The fact that English statesmen can talk so calmly of the possibilities of Southern victory, and weigh with such equanimity the claims of the combatants, simply proves their ignorance of the real condition of the United States. And they are indeed very ignorant of us. Perhaps ignorance and thoughtlessness were never more decidedly manifested than in Brougham's late rhodomontade on the failure of Democracy in this country. For, in fact, there is not difference enough between the representative power of England and that of America to make a question. Between Commons and our House of Representatives—the most influential legislative bodies—there is no such great difference. English writers have asserted that our government is actually the strongest monarchy of the two, because our President possesses far greater power of patronage and personal influence than the Queen. The real difference is not between the forms of government, but between the innate flunkeyism of the Briton and the independence of the American. If we had the British government in every detail, and if John Bull were to adopt our system, the countries would stand where they were, and each gradually 'reform' itself, according to its ideas of reform, back into the old routine. The Englishman, needing 'my Lord' and 'Her Gracious Majesty,' and as unable to live without his golden calves of 'superiors' as bees are to exist without a queen, would soon create them; while the American blood, sprung from the republican Puritan, and developed into strength on a continent, would very soon, after a nine days' féte to his new fétish, kick it over, and instituting caucuses and primary ward-meetings, or 'town-meetings,' (a ceremony which no European in existence, save the Russian, is capable of properly managing,) would soon have all back again in the old road.

Democracy among the 'Yankees' as well as all North-Americans who are free from a servile respect for simple rank and money, is something very different from that mere form which Brougham, and with him nearly all Europe, believe it to be. We are not Frenchmen, or Englishmen, or Orientals, to quietly sit down under any kind of government which chance may impose, and exclaim: 'It is fate.' Democracy with us is not the mere form which they imagine. It is, like the English government, like the German, like the Pachalik of the Oriental, something as much a part of us as our national physiognomy. A very great proportion of the Englishmen who come here, remain flunkeys to the end—an American, other than a soul-diseased disciple of Richmond sociology, or some weak brother or sister dazed by court ball-tickets—quite as generally remain a despiser of men who acknowledge other men as their betters by mere birth. A love of freedom is in our blood, in our life, in our habits. We are fond, it is true, of temporarily lionizing great people, but we soon reduce them to our own level. America has shaken down more eminencies into notorieties than any other country in the world—it is a severe and terrible ordeal for great foreigners. Our eagerness to behold them is simply a keen curiosity and a natural love of amusement which is soon appeased.
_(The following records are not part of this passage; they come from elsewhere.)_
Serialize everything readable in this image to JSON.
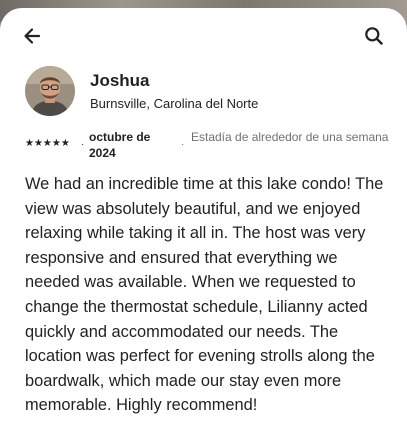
{
  "header": {
    "back_icon": "arrow-left-icon",
    "search_icon": "search-icon"
  },
  "reviewer": {
    "name": "Joshua",
    "location": "Burnsville, Carolina del Norte"
  },
  "review": {
    "rating": 5,
    "stars_text": "★★★★★",
    "separator": "·",
    "date": "octubre de 2024",
    "stay": "Estadía de alrededor de una semana",
    "text": "We had an incredible time at this lake condo! The view was absolutely beautiful, and we enjoyed relaxing while taking it all in. The host was very responsive and ensured that everything we needed was available. When we requested to change the thermostat schedule, Lilianny acted quickly and accommodated our needs. The location was perfect for evening strolls along the boardwalk, which made our stay even more memorable. Highly recommend!"
  },
  "colors": {
    "text_primary": "#222222",
    "text_secondary": "#717171",
    "sheet_background": "#ffffff"
  }
}
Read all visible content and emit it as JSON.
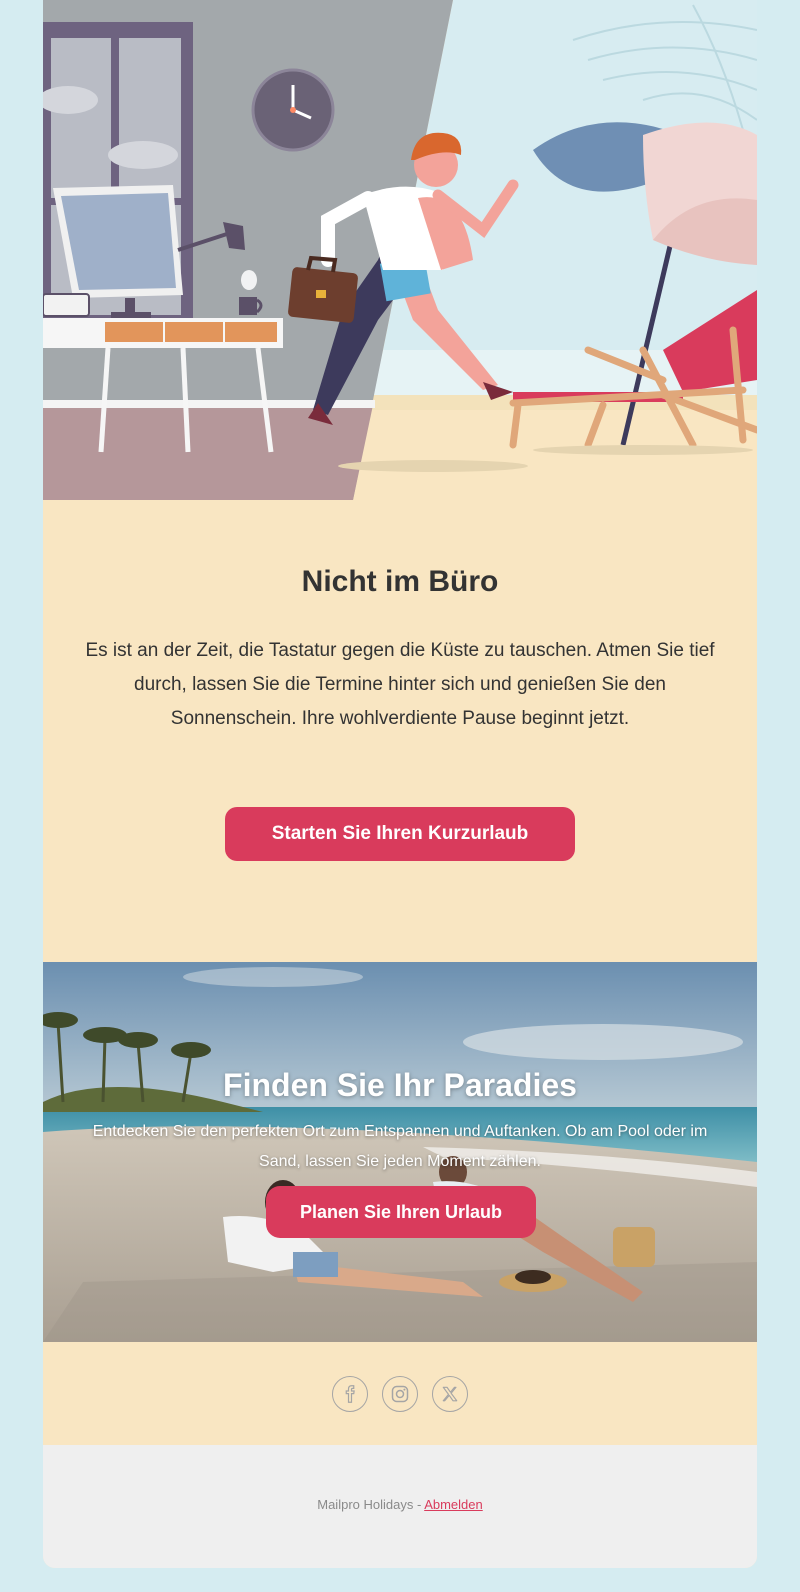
{
  "hero": {
    "illustration_icon": "office-to-beach-illustration"
  },
  "content": {
    "title": "Nicht im Büro",
    "text": "Es ist an der Zeit, die Tastatur gegen die Küste zu tauschen. Atmen Sie tief durch, lassen Sie die Termine hinter sich und genießen Sie den Sonnenschein. Ihre wohlverdiente Pause beginnt jetzt.",
    "button_label": "Starten Sie Ihren Kurzurlaub"
  },
  "beach_section": {
    "image_icon": "beach-couple-photo",
    "title": "Finden Sie Ihr Paradies",
    "text": "Entdecken Sie den perfekten Ort zum Entspannen und Auftanken. Ob am Pool oder im Sand, lassen Sie jeden Moment zählen.",
    "button_label": "Planen Sie Ihren Urlaub"
  },
  "social": {
    "icons": [
      "facebook-icon",
      "instagram-icon",
      "x-icon"
    ]
  },
  "footer": {
    "company": "Mailpro Holidays - ",
    "unsubscribe_label": "Abmelden"
  },
  "colors": {
    "page_background": "#d5ecf1",
    "card_background": "#f9e6c2",
    "accent": "#d93b5c",
    "footer_background": "#efefef",
    "text": "#333333"
  }
}
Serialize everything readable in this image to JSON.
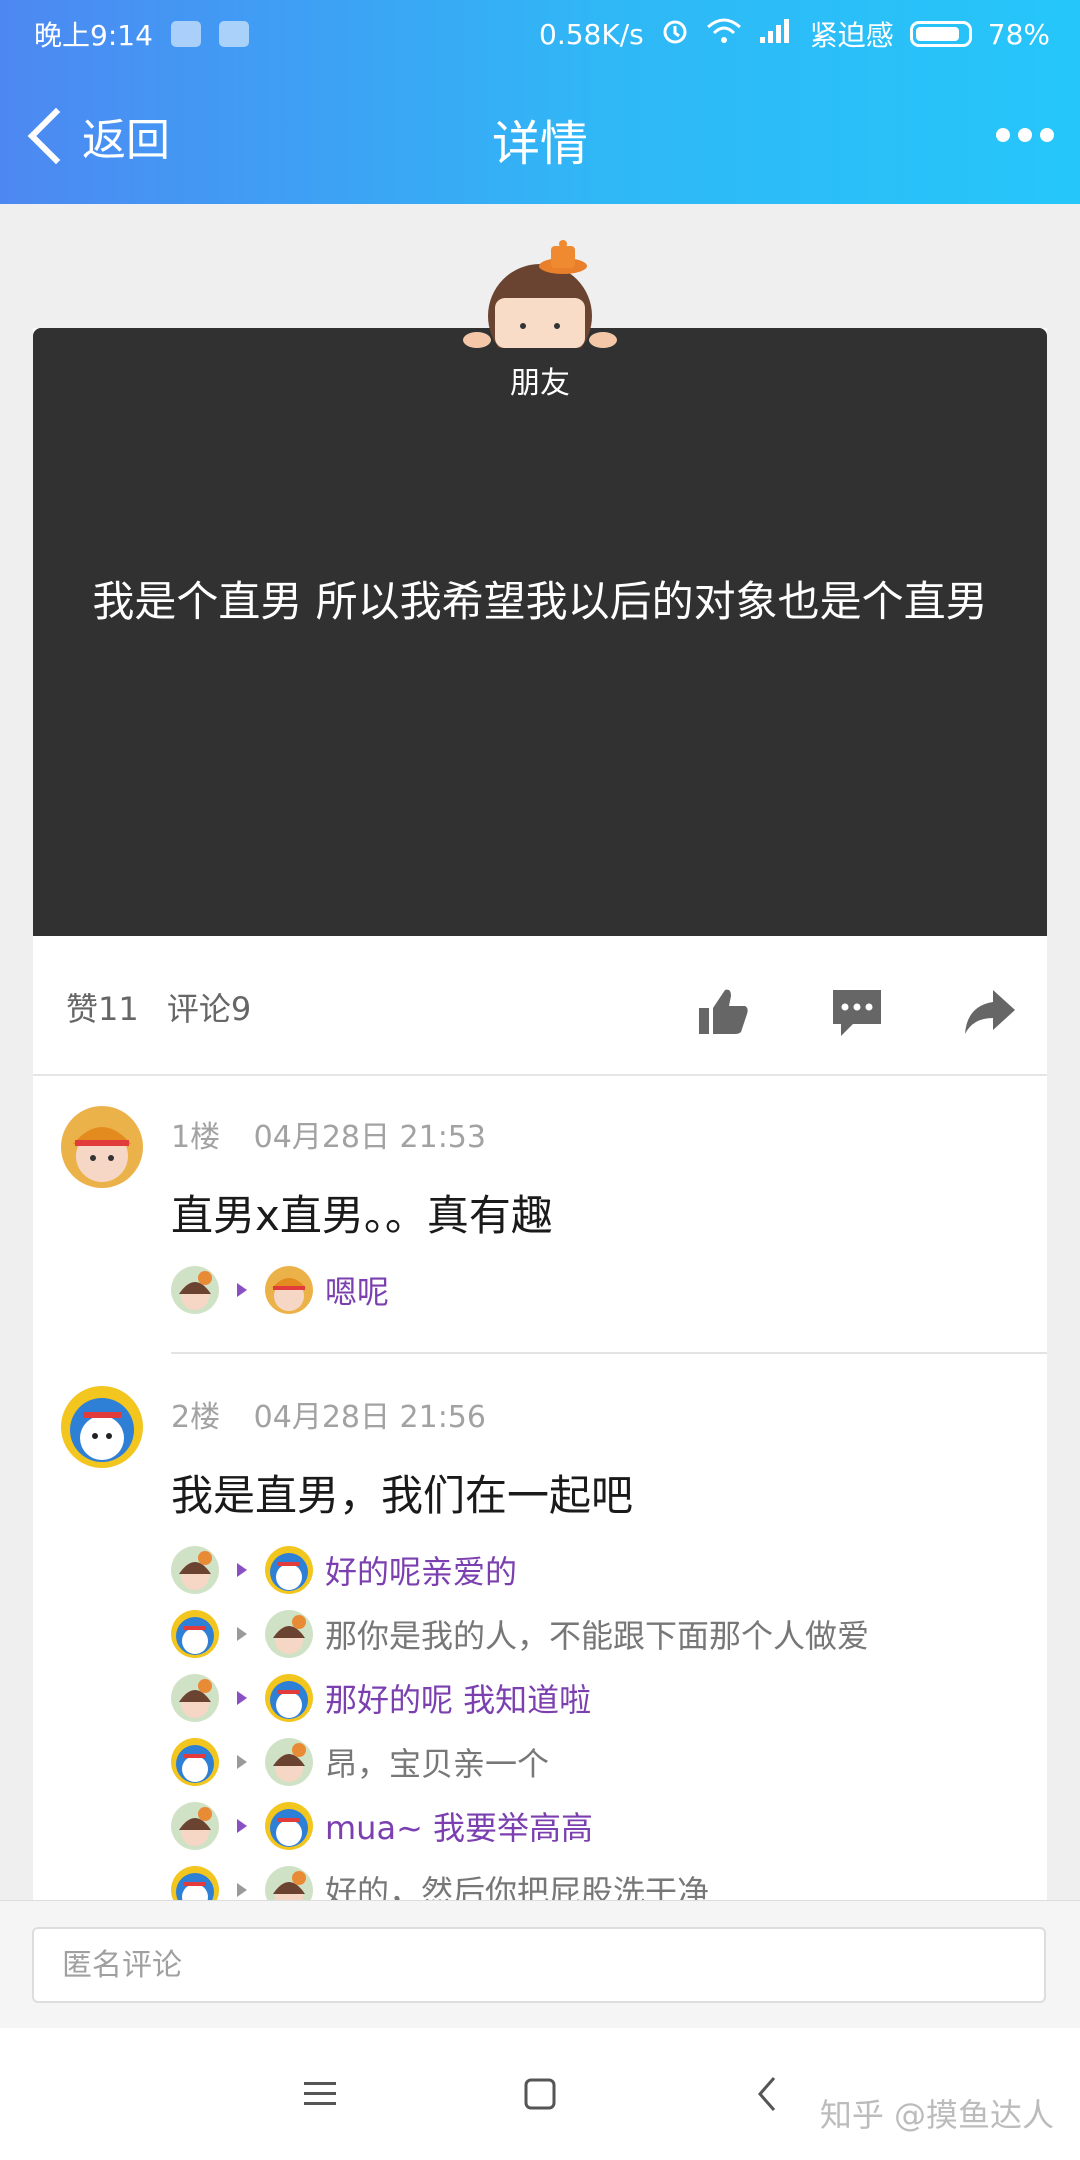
{
  "status": {
    "time": "晚上9:14",
    "speed": "0.58K/s",
    "mode": "紧迫感",
    "battery": "78%"
  },
  "nav": {
    "back_label": "返回",
    "title": "详情"
  },
  "post": {
    "tag": "朋友",
    "text": "我是个直男 所以我希望我以后的对象也是个直男",
    "likes": "赞11",
    "comments": "评论9"
  },
  "comments": [
    {
      "floor": "1楼",
      "time": "04月28日 21:53",
      "text": "直男x直男。。真有趣",
      "replies": [
        {
          "text": "嗯呢",
          "style": "purple"
        }
      ]
    },
    {
      "floor": "2楼",
      "time": "04月28日 21:56",
      "text": "我是直男，我们在一起吧",
      "replies": [
        {
          "text": "好的呢亲爱的",
          "style": "purple"
        },
        {
          "text": "那你是我的人，不能跟下面那个人做爱",
          "style": "grey"
        },
        {
          "text": "那好的呢 我知道啦",
          "style": "purple"
        },
        {
          "text": "昂，宝贝亲一个",
          "style": "grey"
        },
        {
          "text": "mua~ 我要举高高",
          "style": "purple"
        },
        {
          "text": "好的，然后你把屁股洗干净",
          "style": "grey"
        }
      ]
    }
  ],
  "input": {
    "placeholder": "匿名评论"
  },
  "watermark": "知乎 @摸鱼达人",
  "icons": {
    "like": "thumb-up-icon",
    "comment": "comment-icon",
    "share": "share-icon",
    "menu": "menu-icon",
    "home": "home-icon",
    "back": "back-icon"
  }
}
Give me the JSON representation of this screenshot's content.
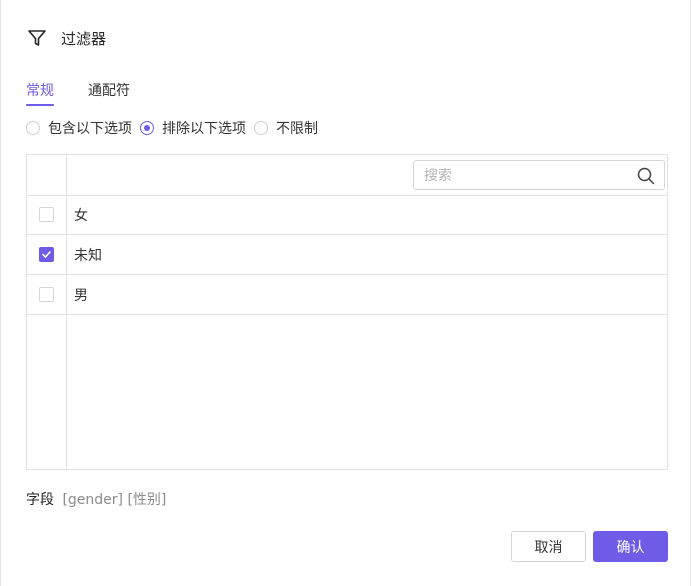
{
  "dialog": {
    "title": "过滤器",
    "icon": "filter-icon"
  },
  "tabs": [
    {
      "label": "常规",
      "active": true
    },
    {
      "label": "通配符",
      "active": false
    }
  ],
  "mode_options": [
    {
      "label": "包含以下选项",
      "checked": false
    },
    {
      "label": "排除以下选项",
      "checked": true
    },
    {
      "label": "不限制",
      "checked": false
    }
  ],
  "search": {
    "placeholder": "搜索",
    "value": ""
  },
  "options": [
    {
      "label": "女",
      "checked": false
    },
    {
      "label": "未知",
      "checked": true
    },
    {
      "label": "男",
      "checked": false
    }
  ],
  "field": {
    "label": "字段",
    "value": "[gender] [性别]"
  },
  "buttons": {
    "cancel": "取消",
    "confirm": "确认"
  },
  "colors": {
    "accent": "#6e5be6",
    "border": "#e3e3e3",
    "muted_text": "#8c8c8c"
  }
}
An American would crowd foremost to see Queen Victoria for the first time in his life—the second opportunity would be neglected. But the London shop-keeper who has seen that lady perhaps hundreds of times, still rushes out in wild haste, with eyes wide open, to behold her when she drives past. 'They can never get enough of it.' As one of their own writers has observed, a London tradesman may have been swindled a hundred times by real or sham noblemen, and yet no sooner does some flaunting cheat with the air noble enter his shop, than the cockney bows low and implores patronage with a cringing zeal only equaled by his 'uppishness' to humbler customers.